Although, the whole world — or social media — is keen on smashing, in Mona Eltahawy’s words, the patriarchy; male dominance is still very much in fashion.
Research shows that when it comes to romantic relationships, women seem to have a preference for men who can dominate them and make them feel girly. In other words, women want a Father Figure, a Daddy, Zaddy, and not a simp, in Twitter-speak. And this fact is as biological as it is cultural.
The kind of men women love
Try to picture the cover of a romance film. Normal would be seeing a taller man and a woman locked in an embrace; her head placed on his shoulder.
To an unassuming person, this picture might not really mean a thing. Because it is the normal way of things. But pictures like that re-establish the cultural foundations of male dominance.
Coming at such a time as this one where gender issues are discussed vociferously, and men are constantly urged to get in touch with their feminine side, people might raise eyebrows at such views.
But a cross-section of women questioned privately would reveal that they would rather be in relationships with men who can hold their own, take decisions and remain stoic during emotional meltdowns.
Even when it comes to asking ladies out, the “bad boys” are far more successful.
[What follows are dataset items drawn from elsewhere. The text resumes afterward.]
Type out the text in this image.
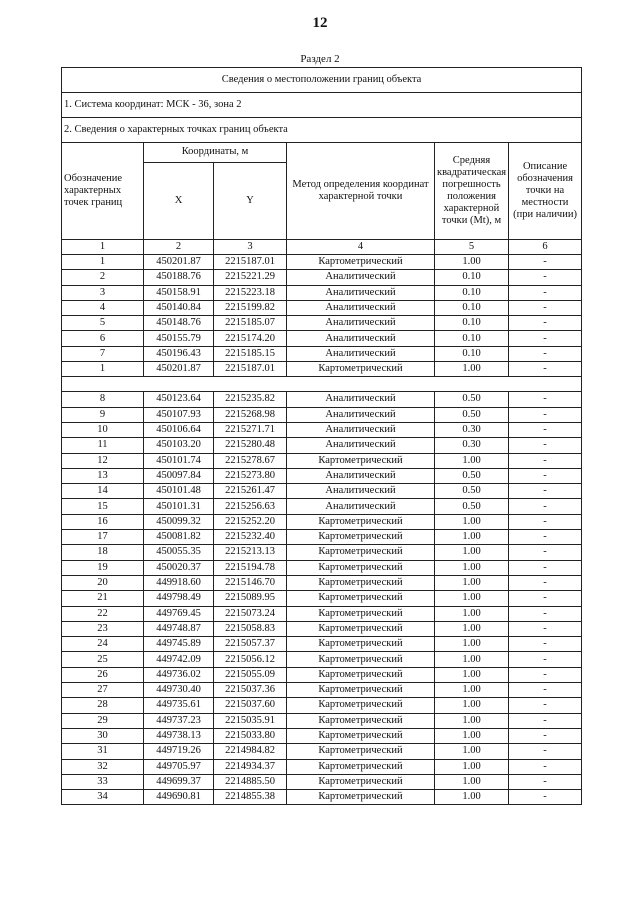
12
Раздел 2
Сведения о местоположении границ объекта					
1. Система координат: МСК - 36, зона 2					
2. Сведения о характерных точках границ объекта					
Обозначение характерных точек границ	Координаты, м		Метод определения координат характерной точки	Средняя квадратическая погрешность положения характерной точки (Mt), м	Описание обозначения точки на местности (при наличии)
	X	Y			
1	2	3	4	5	6
1	450201.87	2215187.01	Картометрический	1.00	-
2	450188.76	2215221.29	Аналитический	0.10	-
3	450158.91	2215223.18	Аналитический	0.10	-
4	450140.84	2215199.82	Аналитический	0.10	-
5	450148.76	2215185.07	Аналитический	0.10	-
6	450155.79	2215174.20	Аналитический	0.10	-
7	450196.43	2215185.15	Аналитический	0.10	-
1	450201.87	2215187.01	Картометрический	1.00	-

8	450123.64	2215235.82	Аналитический	0.50	-
9	450107.93	2215268.98	Аналитический	0.50	-
10	450106.64	2215271.71	Аналитический	0.30	-
11	450103.20	2215280.48	Аналитический	0.30	-
12	450101.74	2215278.67	Картометрический	1.00	-
13	450097.84	2215273.80	Аналитический	0.50	-
14	450101.48	2215261.47	Аналитический	0.50	-
15	450101.31	2215256.63	Аналитический	0.50	-
16	450099.32	2215252.20	Картометрический	1.00	-
17	450081.82	2215232.40	Картометрический	1.00	-
18	450055.35	2215213.13	Картометрический	1.00	-
19	450020.37	2215194.78	Картометрический	1.00	-
20	449918.60	2215146.70	Картометрический	1.00	-
21	449798.49	2215089.95	Картометрический	1.00	-
22	449769.45	2215073.24	Картометрический	1.00	-
23	449748.87	2215058.83	Картометрический	1.00	-
24	449745.89	2215057.37	Картометрический	1.00	-
25	449742.09	2215056.12	Картометрический	1.00	-
26	449736.02	2215055.09	Картометрический	1.00	-
27	449730.40	2215037.36	Картометрический	1.00	-
28	449735.61	2215037.60	Картометрический	1.00	-
29	449737.23	2215035.91	Картометрический	1.00	-
30	449738.13	2215033.80	Картометрический	1.00	-
31	449719.26	2214984.82	Картометрический	1.00	-
32	449705.97	2214934.37	Картометрический	1.00	-
33	449699.37	2214885.50	Картометрический	1.00	-
34	449690.81	2214855.38	Картометрический	1.00	-
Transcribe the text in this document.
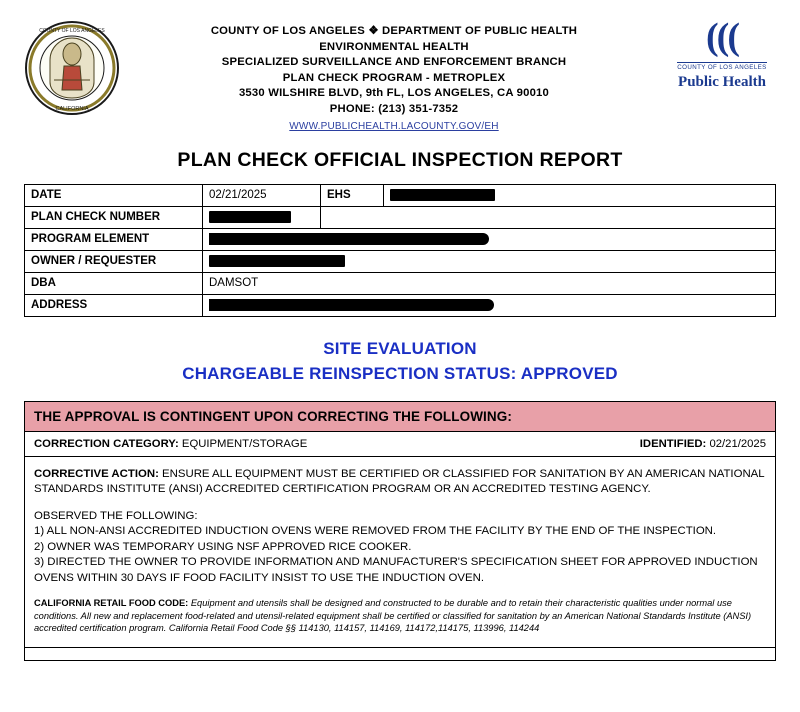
COUNTY OF LOS ANGELES
CALIFORNIA
COUNTY OF LOS ANGELES ❖ DEPARTMENT OF PUBLIC HEALTH
ENVIRONMENTAL HEALTH
SPECIALIZED SURVEILLANCE AND ENFORCEMENT BRANCH
PLAN CHECK PROGRAM - METROPLEX
3530 WILSHIRE BLVD, 9th FL, LOS ANGELES, CA 90010
PHONE: (213) 351-7352
WWW.PUBLICHEALTH.LACOUNTY.GOV/EH
(((
COUNTY OF LOS ANGELES
Public Health
PLAN CHECK OFFICIAL INSPECTION REPORT
DATE	02/21/2025	EHS	
PLAN CHECK NUMBER			
PROGRAM ELEMENT			
OWNER / REQUESTER			
DBA	DAMSOT		
ADDRESS			
SITE EVALUATION
CHARGEABLE REINSPECTION STATUS: APPROVED
THE APPROVAL IS CONTINGENT UPON CORRECTING THE FOLLOWING:
CORRECTION CATEGORY: EQUIPMENT/STORAGE	IDENTIFIED: 02/21/2025
CORRECTIVE ACTION: ENSURE ALL EQUIPMENT MUST BE CERTIFIED OR CLASSIFIED FOR SANITATION BY AN AMERICAN NATIONAL STANDARDS INSTITUTE (ANSI) ACCREDITED CERTIFICATION PROGRAM OR AN ACCREDITED TESTING AGENCY.
OBSERVED THE FOLLOWING:
1) ALL NON-ANSI ACCREDITED INDUCTION OVENS WERE REMOVED FROM THE FACILITY BY THE END OF THE INSPECTION.
2) OWNER WAS TEMPORARY USING NSF APPROVED RICE COOKER.
3) DIRECTED THE OWNER TO PROVIDE INFORMATION AND MANUFACTURER'S SPECIFICATION SHEET FOR APPROVED INDUCTION OVENS WITHIN 30 DAYS IF FOOD FACILITY INSIST TO USE THE INDUCTION OVEN.
CALIFORNIA RETAIL FOOD CODE: Equipment and utensils shall be designed and constructed to be durable and to retain their characteristic qualities under normal use conditions. All new and replacement food-related and utensil-related equipment shall be certified or classified for sanitation by an American National Standards Institute (ANSI) accredited certification program. California Retail Food Code §§ 114130, 114157, 114169, 114172,114175, 113996, 114244
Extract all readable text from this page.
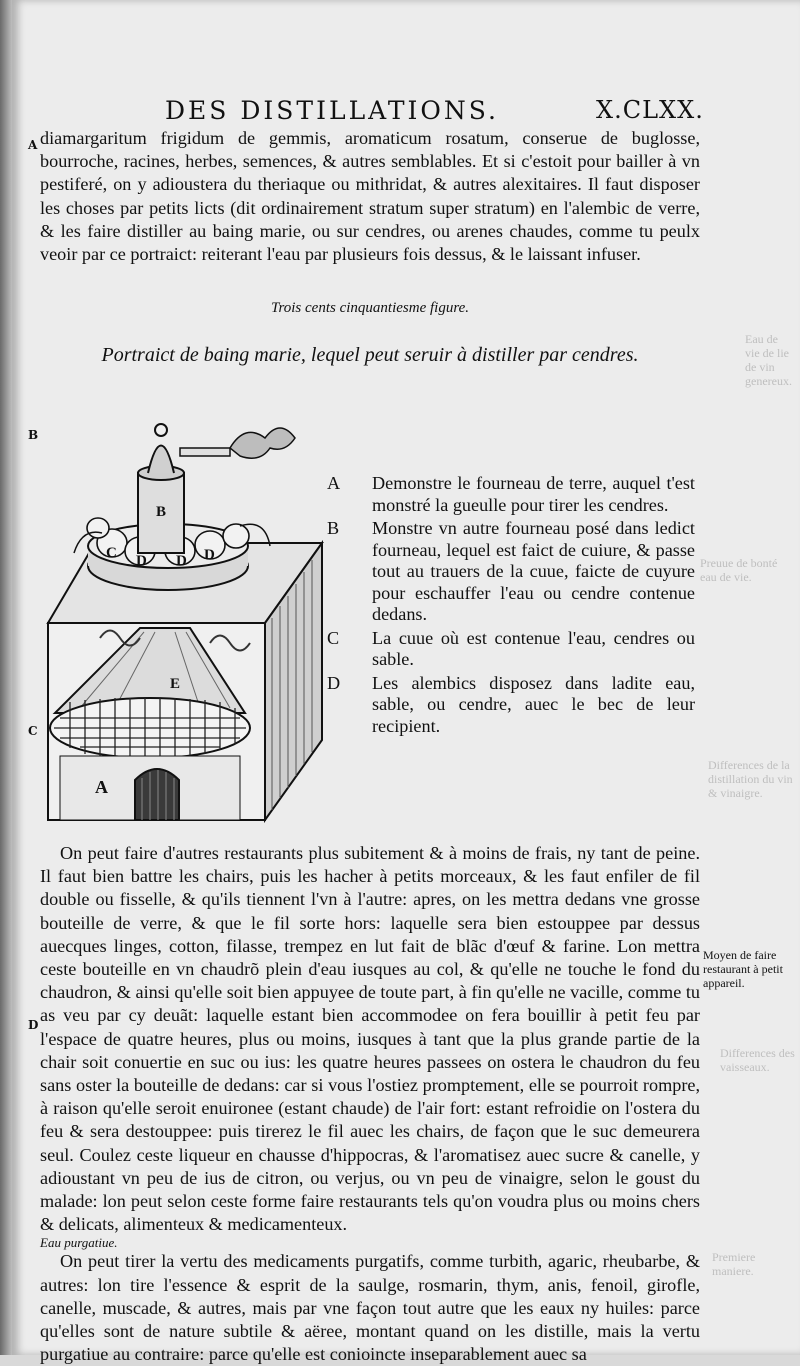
DES DISTILLATIONS.	X.CLXX.
A
B
C
D

diamargaritum frigidum de gemmis, aromaticum rosatum, conserue de buglosse, bourroche, racines, herbes, semences, & autres semblables. Et si c'estoit pour bailler à vn pestiferé, on y adioustera du theriaque ou mithridat, & autres alexitaires. Il faut disposer les choses par petits licts (dit ordinairement stratum super stratum) en l'alembic de verre, & les faire distiller au baing marie, ou sur cendres, ou arenes chaudes, comme tu peulx veoir par ce portraict: reiterant l'eau par plusieurs fois dessus, & le laissant infuser.

Trois cents cinquantiesme figure.
Portraict de baing marie, lequel peut seruir à distiller par cendres.
B
C D D D
E
A
A Demonstre le fourneau de terre, auquel t'est monstré la gueulle pour tirer les cendres.
B Monstre vn autre fourneau posé dans ledict fourneau, lequel est faict de cuiure, & passe tout au trauers de la cuue, faicte de cuyure pour eschauffer l'eau ou cendre contenue dedans.
C La cuue où est contenue l'eau, cendres ou sable.
D Les alembics disposez dans ladite eau, sable, ou cendre, auec le bec de leur recipient.

On peut faire d'autres restaurants plus subitement & à moins de frais, ny tant de peine. Il faut bien battre les chairs, puis les hacher à petits morceaux, & les faut enfiler de fil double ou fisselle, & qu'ils tiennent l'vn à l'autre: apres, on les mettra dedans vne grosse bouteille de verre, & que le fil sorte hors: laquelle sera bien estouppee par dessus auecques linges, cotton, filasse, trempez en lut fait de blãc d'œuf & farine. Lon mettra ceste bouteille en vn chaudrõ plein d'eau iusques au col, & qu'elle ne touche le fond du chaudron, & ainsi qu'elle soit bien appuyee de toute part, à fin qu'elle ne vacille, comme tu as veu par cy deuãt: laquelle estant bien accommodee on fera bouillir à petit feu par l'espace de quatre heures, plus ou moins, iusques à tant que la plus grande partie de la chair soit conuertie en suc ou ius: les quatre heures passees on ostera le chaudron du feu sans oster la bouteille de dedans: car si vous l'ostiez promptement, elle se pourroit rompre, à raison qu'elle seroit enuironee (estant chaude) de l'air fort: estant refroidie on l'ostera du feu & sera destouppee: puis tirerez le fil auec les chairs, de façon que le suc demeurera seul. Coulez ceste liqueur en chausse d'hippocras, & l'aromatisez auec sucre & canelle, y adioustant vn peu de ius de citron, ou verjus, ou vn peu de vinaigre, selon le goust du malade: lon peut selon ceste forme faire restaurants tels qu'on voudra plus ou moins chers & delicats, alimenteux & medicamenteux.

Eau purgatiue.

On peut tirer la vertu des medicaments purgatifs, comme turbith, agaric, rheubarbe, & autres: lon tire l'essence & esprit de la saulge, rosmarin, thym, anis, fenoil, girofle, canelle, muscade, & autres, mais par vne façon tout autre que les eaux ny huiles: parce qu'elles sont de nature subtile & aëree, montant quand on les distille, mais la vertu purgatiue au contraire: parce qu'elle est conioincte inseparablement auec sa

Moyen de faire restaurant à petit appareil.
Eau de vie de lie de vin genereux.
Preuue de bonté eau de vie.
Differences de la distillation du vin & vinaigre.
Differences des vaisseaux.
Premiere maniere.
The self-help book, No More Mr. Nice Guy, curates the real-life experience of guys who have suffered rejections even though they were nice. We could even say the Friend Zone is the social habitat of nice, feminine guys.
Do women like men who make them feel girly?
As clinical psychologist and professor of psychology at the University of Toronto, Jordan Peterson, simply puts it: women are not attracted to harmless men.
This, however, does not mean that women want nasty men. Masculinity isn’t inherently toxic.
“Women don’t even like harmless men; they hate them. They like to claw them apart. What women want are dangerous men who are civilized; and they want to help civilize them. That’s Beauty and the Beast…” Jordan Peterson said.
But dominance isn’t always physical or biological. The world has significantly changed now and men do not (always) have to physically fight for space or mate or what have you. Dominance now means a host of other things — wealth and position, for example. Or high intellect.
This is even more obvious when you consider the fact that, although the book, Fifty Shades of Grey, was released in an era so vocal about male dominance, it continues to thrive and is probably one of the fastest selling books in human history.
There has to be a correlation: does Grey fit the picture of the ‘adored’ feminine men?
A feminine man, in this era, would also include a man who is deadbeat just as much as weak men incapable of stamping their authority (thereby relinquishing the Man of the House title). You will agree with me that it is almost impossible to emasculate a wealthy man.
In a recent survey conducted by Posh and Venus, 65% of the Nigerian women polled said their partners behaved more like women.
Quick question to women: what would be your reaction if your man weeps in your presence?